A contracted solar plant supplying an industrial exporter under a long-term PPA, by contrast, anchors a substantial portion of its revenue in a non-discretionary demand base, linked to industrial production and export activity. Even if wholesale prices fall, the industrial buyer still requires the electricity—and, crucially, the carbon attributes attached to it.
This creates a different type of asset.
It is no longer purely a generation asset exposed to market cycles. It becomes a quasi-infrastructure asset embedded in an industrial value chain, closer in risk profile to a regulated or contracted utility project.
For equity investors, this shift introduces a new layer of optionality.
On the downside, contracted revenues provide stability, supporting base-case returns in the range of 10–12% IRR. On the upside, uncontracted volumes—particularly when combined with battery storage—can capture intraday volatility, where spreads of €50–100/MWh are increasingly observed in Southeast Europe.
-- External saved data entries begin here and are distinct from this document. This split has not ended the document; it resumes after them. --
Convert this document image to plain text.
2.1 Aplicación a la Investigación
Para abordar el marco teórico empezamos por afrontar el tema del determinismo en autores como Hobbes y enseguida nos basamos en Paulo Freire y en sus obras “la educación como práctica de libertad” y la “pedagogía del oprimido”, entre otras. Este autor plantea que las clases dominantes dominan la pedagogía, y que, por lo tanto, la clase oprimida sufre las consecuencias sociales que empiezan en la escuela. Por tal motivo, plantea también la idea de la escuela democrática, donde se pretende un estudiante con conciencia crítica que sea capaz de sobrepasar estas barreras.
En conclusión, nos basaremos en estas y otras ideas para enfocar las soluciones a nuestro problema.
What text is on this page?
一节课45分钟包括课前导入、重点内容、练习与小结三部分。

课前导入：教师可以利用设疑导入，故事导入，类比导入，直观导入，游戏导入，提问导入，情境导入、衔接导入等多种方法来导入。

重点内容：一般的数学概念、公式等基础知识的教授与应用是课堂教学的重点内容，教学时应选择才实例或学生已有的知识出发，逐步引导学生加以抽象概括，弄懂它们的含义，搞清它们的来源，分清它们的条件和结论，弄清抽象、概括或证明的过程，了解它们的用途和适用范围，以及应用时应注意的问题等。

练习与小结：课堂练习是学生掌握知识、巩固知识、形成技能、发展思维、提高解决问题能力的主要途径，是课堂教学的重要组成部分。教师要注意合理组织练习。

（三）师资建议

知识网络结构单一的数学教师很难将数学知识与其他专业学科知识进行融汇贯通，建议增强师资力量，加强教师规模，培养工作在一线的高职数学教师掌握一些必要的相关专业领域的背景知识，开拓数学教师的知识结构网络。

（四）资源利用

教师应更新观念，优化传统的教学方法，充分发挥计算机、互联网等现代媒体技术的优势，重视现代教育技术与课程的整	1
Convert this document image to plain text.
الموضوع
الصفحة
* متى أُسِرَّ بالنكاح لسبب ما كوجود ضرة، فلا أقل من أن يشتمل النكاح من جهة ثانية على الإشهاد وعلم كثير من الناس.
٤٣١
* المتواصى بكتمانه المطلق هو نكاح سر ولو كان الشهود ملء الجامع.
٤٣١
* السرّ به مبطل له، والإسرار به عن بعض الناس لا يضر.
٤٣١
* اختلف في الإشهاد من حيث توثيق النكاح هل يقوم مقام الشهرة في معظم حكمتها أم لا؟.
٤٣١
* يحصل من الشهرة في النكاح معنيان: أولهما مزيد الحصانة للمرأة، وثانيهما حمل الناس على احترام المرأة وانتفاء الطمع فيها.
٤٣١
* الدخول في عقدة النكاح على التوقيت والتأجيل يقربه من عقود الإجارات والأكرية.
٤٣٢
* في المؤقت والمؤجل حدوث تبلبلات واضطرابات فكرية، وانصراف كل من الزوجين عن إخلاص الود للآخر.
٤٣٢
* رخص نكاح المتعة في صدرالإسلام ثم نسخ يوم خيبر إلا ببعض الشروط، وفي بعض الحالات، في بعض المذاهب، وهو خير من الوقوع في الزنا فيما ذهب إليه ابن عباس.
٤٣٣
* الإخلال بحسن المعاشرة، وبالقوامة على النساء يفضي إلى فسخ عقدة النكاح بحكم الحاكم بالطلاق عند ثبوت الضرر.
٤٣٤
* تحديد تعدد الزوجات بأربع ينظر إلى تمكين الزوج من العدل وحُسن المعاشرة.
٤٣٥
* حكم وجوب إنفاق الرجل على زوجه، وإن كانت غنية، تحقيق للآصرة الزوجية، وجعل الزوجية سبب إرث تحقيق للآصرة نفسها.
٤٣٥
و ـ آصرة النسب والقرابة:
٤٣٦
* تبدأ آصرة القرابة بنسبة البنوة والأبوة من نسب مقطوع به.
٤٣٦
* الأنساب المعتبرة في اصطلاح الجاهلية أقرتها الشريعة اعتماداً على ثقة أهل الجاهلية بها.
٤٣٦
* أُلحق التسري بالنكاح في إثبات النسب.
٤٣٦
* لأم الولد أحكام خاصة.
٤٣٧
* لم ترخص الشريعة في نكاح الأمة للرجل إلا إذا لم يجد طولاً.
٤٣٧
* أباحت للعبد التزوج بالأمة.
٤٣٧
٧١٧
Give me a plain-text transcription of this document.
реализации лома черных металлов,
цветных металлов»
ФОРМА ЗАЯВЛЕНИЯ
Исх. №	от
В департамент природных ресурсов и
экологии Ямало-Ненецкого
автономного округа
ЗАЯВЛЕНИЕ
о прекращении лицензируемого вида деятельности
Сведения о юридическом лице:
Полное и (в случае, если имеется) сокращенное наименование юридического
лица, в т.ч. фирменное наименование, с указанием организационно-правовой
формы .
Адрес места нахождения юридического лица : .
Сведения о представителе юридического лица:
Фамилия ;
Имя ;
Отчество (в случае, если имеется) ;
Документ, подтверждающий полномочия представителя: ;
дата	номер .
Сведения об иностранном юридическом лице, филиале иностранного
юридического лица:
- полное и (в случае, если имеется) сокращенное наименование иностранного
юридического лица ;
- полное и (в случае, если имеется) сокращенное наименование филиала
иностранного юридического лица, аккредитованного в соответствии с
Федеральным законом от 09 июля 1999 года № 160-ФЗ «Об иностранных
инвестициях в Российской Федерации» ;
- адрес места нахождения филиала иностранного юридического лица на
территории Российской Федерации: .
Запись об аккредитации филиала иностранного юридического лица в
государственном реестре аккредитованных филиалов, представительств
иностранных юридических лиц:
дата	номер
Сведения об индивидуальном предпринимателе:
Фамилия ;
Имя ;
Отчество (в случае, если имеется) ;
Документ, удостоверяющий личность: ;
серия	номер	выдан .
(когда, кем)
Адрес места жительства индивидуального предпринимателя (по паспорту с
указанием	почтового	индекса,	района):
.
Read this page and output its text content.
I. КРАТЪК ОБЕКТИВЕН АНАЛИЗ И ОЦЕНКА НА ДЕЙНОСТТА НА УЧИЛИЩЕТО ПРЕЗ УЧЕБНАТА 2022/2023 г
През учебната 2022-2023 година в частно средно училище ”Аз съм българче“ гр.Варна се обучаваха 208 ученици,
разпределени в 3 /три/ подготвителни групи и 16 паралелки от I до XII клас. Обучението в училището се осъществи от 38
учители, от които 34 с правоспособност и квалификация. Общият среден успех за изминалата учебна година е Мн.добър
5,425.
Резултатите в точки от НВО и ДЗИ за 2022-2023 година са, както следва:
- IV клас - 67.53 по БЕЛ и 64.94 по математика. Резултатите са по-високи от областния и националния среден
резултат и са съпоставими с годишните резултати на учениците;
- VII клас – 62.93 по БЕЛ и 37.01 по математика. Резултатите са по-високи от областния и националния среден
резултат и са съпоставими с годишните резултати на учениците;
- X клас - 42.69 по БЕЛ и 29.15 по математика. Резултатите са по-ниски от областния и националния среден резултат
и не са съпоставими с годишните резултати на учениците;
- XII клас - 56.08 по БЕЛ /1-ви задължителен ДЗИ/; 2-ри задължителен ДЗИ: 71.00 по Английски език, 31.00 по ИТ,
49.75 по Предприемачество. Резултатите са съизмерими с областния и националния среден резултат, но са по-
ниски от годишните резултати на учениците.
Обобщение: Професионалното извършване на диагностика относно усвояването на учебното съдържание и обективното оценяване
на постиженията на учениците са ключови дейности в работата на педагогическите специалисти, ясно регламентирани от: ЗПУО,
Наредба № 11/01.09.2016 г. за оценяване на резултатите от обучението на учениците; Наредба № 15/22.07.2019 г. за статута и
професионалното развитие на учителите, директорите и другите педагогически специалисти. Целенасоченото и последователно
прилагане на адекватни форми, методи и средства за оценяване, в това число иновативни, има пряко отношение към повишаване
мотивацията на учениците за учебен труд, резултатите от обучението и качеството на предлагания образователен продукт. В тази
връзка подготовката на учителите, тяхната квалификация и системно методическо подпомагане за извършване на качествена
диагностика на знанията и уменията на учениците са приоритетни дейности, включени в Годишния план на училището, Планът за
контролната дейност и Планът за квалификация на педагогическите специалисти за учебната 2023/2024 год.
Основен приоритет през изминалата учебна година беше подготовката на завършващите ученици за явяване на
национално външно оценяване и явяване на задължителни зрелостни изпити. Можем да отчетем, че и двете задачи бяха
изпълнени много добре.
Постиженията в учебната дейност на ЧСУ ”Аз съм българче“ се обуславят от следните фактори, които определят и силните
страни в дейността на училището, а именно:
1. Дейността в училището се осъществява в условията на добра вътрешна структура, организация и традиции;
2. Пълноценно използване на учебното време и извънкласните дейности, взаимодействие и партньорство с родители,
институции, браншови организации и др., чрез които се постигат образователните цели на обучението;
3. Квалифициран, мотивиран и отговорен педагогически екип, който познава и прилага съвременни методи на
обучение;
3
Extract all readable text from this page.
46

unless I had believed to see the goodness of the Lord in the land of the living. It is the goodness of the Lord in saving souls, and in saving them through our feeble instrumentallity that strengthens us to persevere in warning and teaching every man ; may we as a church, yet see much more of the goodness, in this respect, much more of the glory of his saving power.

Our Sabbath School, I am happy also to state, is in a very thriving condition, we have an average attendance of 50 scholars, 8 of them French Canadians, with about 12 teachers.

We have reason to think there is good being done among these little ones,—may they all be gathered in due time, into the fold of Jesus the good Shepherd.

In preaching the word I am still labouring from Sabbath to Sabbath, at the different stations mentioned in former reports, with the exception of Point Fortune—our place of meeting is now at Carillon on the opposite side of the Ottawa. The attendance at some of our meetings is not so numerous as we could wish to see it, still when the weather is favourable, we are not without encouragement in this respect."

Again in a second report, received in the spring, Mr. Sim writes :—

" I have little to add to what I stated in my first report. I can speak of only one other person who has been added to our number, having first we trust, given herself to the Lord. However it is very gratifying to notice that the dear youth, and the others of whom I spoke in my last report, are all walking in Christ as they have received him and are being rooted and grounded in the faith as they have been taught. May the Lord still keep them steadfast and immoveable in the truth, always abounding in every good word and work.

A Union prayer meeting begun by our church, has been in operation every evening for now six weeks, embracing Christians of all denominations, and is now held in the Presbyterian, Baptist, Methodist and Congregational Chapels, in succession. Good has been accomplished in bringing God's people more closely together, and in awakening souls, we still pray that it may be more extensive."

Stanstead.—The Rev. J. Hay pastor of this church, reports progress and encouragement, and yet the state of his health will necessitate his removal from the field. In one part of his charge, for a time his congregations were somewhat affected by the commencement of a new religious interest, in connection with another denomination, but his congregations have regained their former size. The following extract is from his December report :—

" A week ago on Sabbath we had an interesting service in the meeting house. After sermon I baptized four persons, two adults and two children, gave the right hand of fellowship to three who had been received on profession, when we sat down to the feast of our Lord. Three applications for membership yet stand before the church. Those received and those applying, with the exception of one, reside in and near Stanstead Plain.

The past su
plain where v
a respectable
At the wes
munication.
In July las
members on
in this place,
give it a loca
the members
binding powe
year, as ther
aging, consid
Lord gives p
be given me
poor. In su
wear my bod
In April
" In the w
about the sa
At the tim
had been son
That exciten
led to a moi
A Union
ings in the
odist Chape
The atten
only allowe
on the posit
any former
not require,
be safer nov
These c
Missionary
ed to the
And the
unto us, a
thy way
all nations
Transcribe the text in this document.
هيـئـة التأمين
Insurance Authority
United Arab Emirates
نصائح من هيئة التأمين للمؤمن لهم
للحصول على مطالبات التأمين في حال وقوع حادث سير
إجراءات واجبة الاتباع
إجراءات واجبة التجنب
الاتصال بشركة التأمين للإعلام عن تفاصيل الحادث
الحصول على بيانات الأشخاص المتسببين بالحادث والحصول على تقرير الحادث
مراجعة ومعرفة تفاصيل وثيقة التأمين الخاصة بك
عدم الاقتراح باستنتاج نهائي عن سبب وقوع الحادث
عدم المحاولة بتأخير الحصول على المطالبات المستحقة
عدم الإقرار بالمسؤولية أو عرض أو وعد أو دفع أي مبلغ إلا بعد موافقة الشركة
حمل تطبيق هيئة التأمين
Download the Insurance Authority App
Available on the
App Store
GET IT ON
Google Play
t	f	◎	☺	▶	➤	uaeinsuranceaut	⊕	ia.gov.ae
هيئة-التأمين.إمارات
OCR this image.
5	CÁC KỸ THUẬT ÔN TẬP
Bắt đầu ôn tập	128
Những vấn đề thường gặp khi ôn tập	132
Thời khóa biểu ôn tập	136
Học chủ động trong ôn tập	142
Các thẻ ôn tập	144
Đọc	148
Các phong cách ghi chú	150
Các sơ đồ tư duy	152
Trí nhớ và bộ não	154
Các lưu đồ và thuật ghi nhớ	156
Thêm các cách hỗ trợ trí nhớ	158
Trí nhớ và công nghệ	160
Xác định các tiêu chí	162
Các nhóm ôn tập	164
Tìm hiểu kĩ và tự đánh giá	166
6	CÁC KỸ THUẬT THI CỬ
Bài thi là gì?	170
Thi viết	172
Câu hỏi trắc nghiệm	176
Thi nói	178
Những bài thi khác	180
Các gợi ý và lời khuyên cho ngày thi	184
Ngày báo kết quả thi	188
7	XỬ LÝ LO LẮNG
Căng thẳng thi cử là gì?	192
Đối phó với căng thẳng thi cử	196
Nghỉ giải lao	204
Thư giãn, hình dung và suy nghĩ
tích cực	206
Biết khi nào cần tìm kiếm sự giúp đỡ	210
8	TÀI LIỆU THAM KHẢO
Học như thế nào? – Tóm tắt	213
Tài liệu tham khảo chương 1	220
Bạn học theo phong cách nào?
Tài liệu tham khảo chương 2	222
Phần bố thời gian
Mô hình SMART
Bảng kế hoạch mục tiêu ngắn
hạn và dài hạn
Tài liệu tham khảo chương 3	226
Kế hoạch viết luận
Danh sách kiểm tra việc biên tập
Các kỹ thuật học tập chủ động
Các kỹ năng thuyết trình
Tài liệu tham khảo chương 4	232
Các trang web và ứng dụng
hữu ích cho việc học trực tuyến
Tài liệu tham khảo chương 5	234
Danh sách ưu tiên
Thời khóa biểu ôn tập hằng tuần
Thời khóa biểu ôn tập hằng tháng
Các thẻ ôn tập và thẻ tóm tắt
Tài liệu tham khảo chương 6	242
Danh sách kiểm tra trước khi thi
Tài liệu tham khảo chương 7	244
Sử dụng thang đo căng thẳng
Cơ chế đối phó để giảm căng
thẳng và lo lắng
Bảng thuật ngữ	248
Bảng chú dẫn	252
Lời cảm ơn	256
This dual structure—stable contracted base plus market-driven upside—is particularly attractive in a transitioning market like Serbia, where volatility is high but long-term decarbonisation signals are strengthening.
There is also a geographic dimension to this transformation.
Serbia sits at the intersection of EU and non-EU electricity markets, with increasing integration through interconnections and market coupling processes. As EU carbon pricing increasingly influences regional price formation, the value of CBAM-compliant electricity rises not only domestically but also in cross-border trading contexts.
Renewable projects positioned near key transmission corridors—such as those linking Serbia to Hungary, Croatia or Romania—gain additional strategic value. They can serve both domestic industrial demand and, potentially, export-oriented electricity flows aligned with EU carbon requirements.
Over time, this could lead to the emergence of industrial-renewable clusters, where large export-oriented facilities co-locate with or directly contract renewable generation assets. In such configurations, the boundary between energy production and industrial consumption begins to blur, with electricity procurement becoming an integrated part of industrial planning.
For developers, this implies a shift in business model.
Success will depend not only on securing land, permits and grid connections, but also on the ability to structure bankable, compliance-ready PPAs, backed by robust documentation of carbon intensity and aligned with EU methodologies. Developers who can offer this integrated package—electricity, data, certification and contractual flexibility—will be better positioned to attract both lenders and industrial offtakers.
In this emerging framework, the traditional distinction between merchant and contracted projects becomes less relevant. What matters is whether the project can position itself within a carbon-constrained industrial ecosystem, where electricity is valued not only for its energy content but for its role in enabling trade.
The result is a redefinition of bankability itself.
It is no longer driven solely by price forecasts and load factors. It is increasingly driven by the ability of the asset to support industrial competitiveness under carbon constraints.
For Serbia’s renewable sector, this represents a transition from peripheral generation to core economic infrastructure, embedded directly in the country’s export model and increasingly central to how value is created and preserved in a carbon-priced European market.